Mit Phantomkopf punkten
Neben den sechs festgelegten Kriterien können User unter dem Menüpunkt „Welche Kriterien sind Ihnen wichtig?“ eigene Prioritäten für den Vergleich der Hochschulen festlegen. Zur Auswahl stehen insgesamt 25 Indikatoren. Dazu gehören bei der Zahnmedizin neben der Ausstattung mit Behandlungsstühlen und Phantomköpfen sowie der Zahl der Promotionen pro Professor auch fachunabhängige Faktoren wie Privatmiete am Studienort oder Zahl der Studierenden insgesamt. Bei soviel Wahl bleibt die Qual nicht aus: User sollten Einarbeitungszeit mitbringen, wenn sie die Methodik des CHE-Hochschulrankings bis ins letzte Detail verstehen und alle Informationen optimal auswerten wollen. Die Rückmeldungen zur Nutzerfreundlichkeit sind nach Aussage von Ziegele jedoch positiv: „Uns erreichen zwar auch kritische Stimmen, aber im Prinzip kommen die User gut mit dem System zurecht. Was wir allerdings teilweise beobachten, ist, dass viele nicht bis in die letzte Verästelung gehen, sondern bei den Überblickstabellen hängen bleiben und gar kein individuelles Ranking zusammenstellen.“
Vier Unis steigen aus
„Der Fachbereich beteiligte sich 2012 nicht am Ranking.“ Mit diesem Vermerk erklärt das CHE in insgesamt vier Fällen leere Tabellen für die Zahnmedizin. Nicht dabei sein wollten die Fakultäten der Unis Göttingen, Hamburg, Jena und Köln. Auf Anfrage der zm begründet Dr. Uta von der Gönna, Medizinische Fakultät des Universitätsklinikums Jena, die Absage so: „Die Bundesvertretung der Medizinstudierenden in Deutschland äußerte im vergangenen Jahr massive Kritik am CHE-Ranking. Angeregt von den Studierenden diskutierte der Fachbereich die Teilnahme, wobei sich die kritische Sicht auf verschiedene Aspekte wie die Methodik, die Belastbarkeit und den Aufwand des Rankings bestätigte. Daraufhin nahm die Fakultät, trotz des sehr guten Abschneidens sowohl in der Zahn- als auch in der Humanmedizin in den vergangenen Jahren, nicht an der Umfrage des Centrums für Hochschulentwicklung teil.“
Auch die Zahnmedizinstudierenden der Georg-August-Universität Göttingen hegten Zweifel an der Aussagekraft der Ergebnisse und boykottierten das Ranking. Die Fakultät sah keine ausreichende Datengrundlage für eine repräsentative Bewertung gegeben.
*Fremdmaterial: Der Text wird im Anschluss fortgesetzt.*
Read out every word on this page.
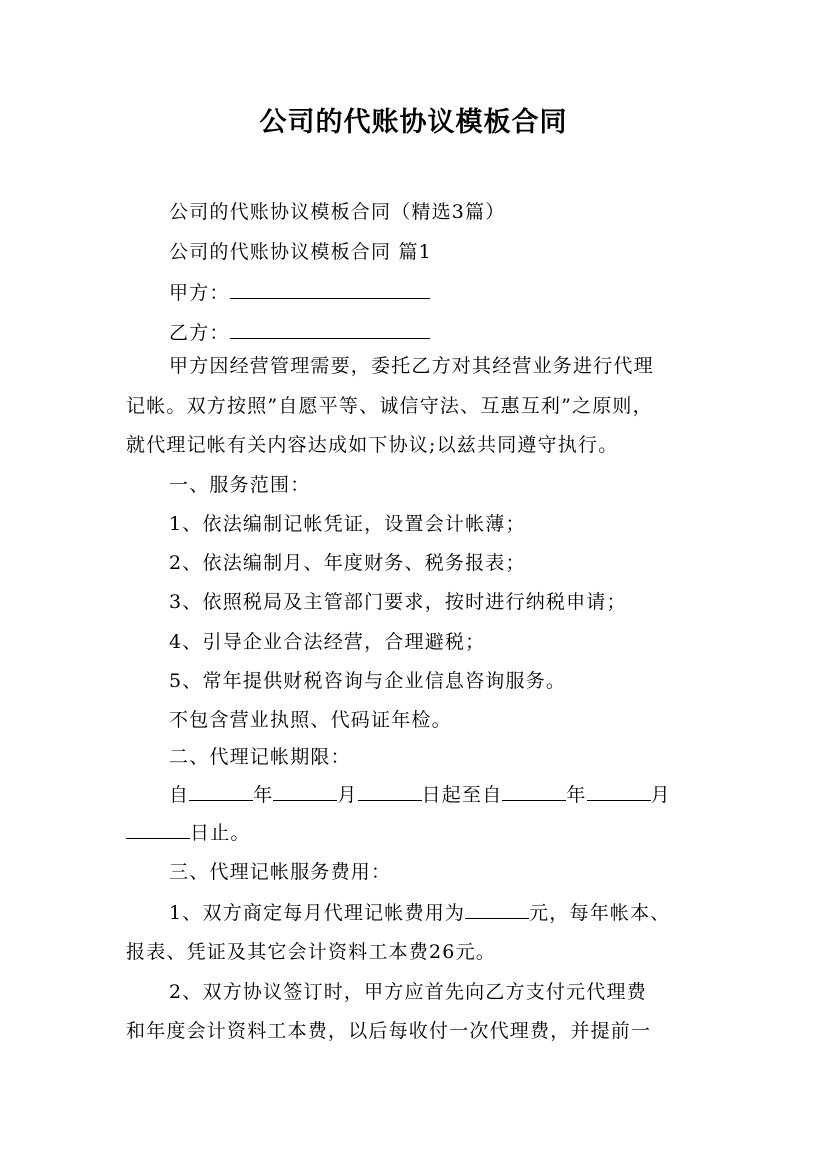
公司的代账协议模板合同
公司的代账协议模板合同（精选3篇）
公司的代账协议模板合同 篇1
甲方：
乙方：
甲方因经营管理需要，委托乙方对其经营业务进行代理
记帐。双方按照”自愿平等、诚信守法、互惠互利”之原则，
就代理记帐有关内容达成如下协议;以兹共同遵守执行。
一、服务范围：
1、依法编制记帐凭证，设置会计帐薄；
2、依法编制月、年度财务、税务报表；
3、依照税局及主管部门要求，按时进行纳税申请；
4、引导企业合法经营，合理避税；
5、常年提供财税咨询与企业信息咨询服务。
不包含营业执照、代码证年检。
二、代理记帐期限：
自	年	月	日起至自	年	月
日止。
三、代理记帐服务费用：
1、双方商定每月代理记帐费用为	元，每年帐本、
报表、凭证及其它会计资料工本费26元。
2、双方协议签订时，甲方应首先向乙方支付元代理费
和年度会计资料工本费，以后每收付一次代理费，并提前一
Dass die Hochschule in der Vergangenheit kein Dauergast in der Spitzengruppe war, habe nichts mit der Entscheidung zu tun, sagt Stefan Weller aus der Unternehmenskommunikation der Uni Göttingen: „Wir waren nicht ganz vorne, aber auch nicht das Schlusslicht. Unsere Meinung ist aber, dass man sich deswegen an die eigene Nase fassen und überlegen sollte, was nicht optimal gelaufen ist.“ Anlass für den Ausstieg sei ganz klar gewesen, dass durch den zu erwartenden geringen Umfragerücklauf nicht genügend Daten zusammengekommen wären, um die Vergleichbarkeit der Universitäten zu garantieren. „Außerdem haben sich unsere Studierenden dagegen entschieden – das muss man akzeptieren“, fügt Weller hinzu.
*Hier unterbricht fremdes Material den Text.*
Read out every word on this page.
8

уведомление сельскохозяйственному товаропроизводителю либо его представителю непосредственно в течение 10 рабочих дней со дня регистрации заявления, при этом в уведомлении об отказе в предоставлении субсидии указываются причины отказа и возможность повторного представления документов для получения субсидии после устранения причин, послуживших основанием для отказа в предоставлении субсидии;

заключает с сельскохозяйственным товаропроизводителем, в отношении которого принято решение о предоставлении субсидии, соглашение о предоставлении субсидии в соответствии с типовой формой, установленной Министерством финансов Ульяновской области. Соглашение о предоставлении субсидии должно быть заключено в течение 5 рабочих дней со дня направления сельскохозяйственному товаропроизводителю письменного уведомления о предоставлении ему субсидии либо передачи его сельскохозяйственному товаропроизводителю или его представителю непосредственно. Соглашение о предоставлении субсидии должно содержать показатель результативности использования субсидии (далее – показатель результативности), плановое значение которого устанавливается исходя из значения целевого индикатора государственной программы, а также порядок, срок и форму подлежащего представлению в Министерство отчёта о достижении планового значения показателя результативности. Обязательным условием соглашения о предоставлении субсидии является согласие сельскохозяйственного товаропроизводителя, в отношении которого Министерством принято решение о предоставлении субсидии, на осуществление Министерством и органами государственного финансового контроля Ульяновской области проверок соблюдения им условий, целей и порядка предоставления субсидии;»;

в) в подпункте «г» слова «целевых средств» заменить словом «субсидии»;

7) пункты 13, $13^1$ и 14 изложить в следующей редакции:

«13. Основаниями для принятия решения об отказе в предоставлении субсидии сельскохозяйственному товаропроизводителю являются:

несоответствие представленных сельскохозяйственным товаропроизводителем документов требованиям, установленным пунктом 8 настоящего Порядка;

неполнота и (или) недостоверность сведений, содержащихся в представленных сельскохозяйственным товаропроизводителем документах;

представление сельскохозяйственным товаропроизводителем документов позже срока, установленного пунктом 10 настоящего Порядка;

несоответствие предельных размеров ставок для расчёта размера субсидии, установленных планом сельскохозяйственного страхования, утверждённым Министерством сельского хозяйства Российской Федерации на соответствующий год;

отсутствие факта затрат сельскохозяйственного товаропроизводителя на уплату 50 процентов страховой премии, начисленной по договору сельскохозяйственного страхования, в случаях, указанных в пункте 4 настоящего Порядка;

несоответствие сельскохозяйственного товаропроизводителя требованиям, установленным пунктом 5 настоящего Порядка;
Kritik am CHE-Ranking äußern deutsche Hochschulen und Fachverbände immer wieder. Im Jahr 2009 veranlassten Einwände gegen die Methodik die Universität Bonn dazu, als erste Volluniversität komplett aus dem Ranking auszusteigen (siehe Interview). Das CHE kam dem Rektorat in einigen wesentlichen Kritikpunkten entgegen und heute ist die Uni Bonn wieder im Ranking vertreten. Gegen konstruktive Kritik hat das CHE nichts einzuwenden, beteuert Ziegele: „Wir machen das System ja gemeinsam mit und auch für die Hochschulen und brauchen deshalb solche Rückmeldungen, um die Methode ständig weiterzuentwickeln.“
Susanne Theisen
Freie Journalistin in Köln
INFO
Das CHE in Kürze
Das Centrum für Hochschulentwicklung (CHE) wurde 1994 in Gütersloh als gemeinnützige GmbH gegründet. Gesellschafter sind die Bertelsmann Stiftung und die Stiftung zur Förderung der Hochschulrektorenkonferenz.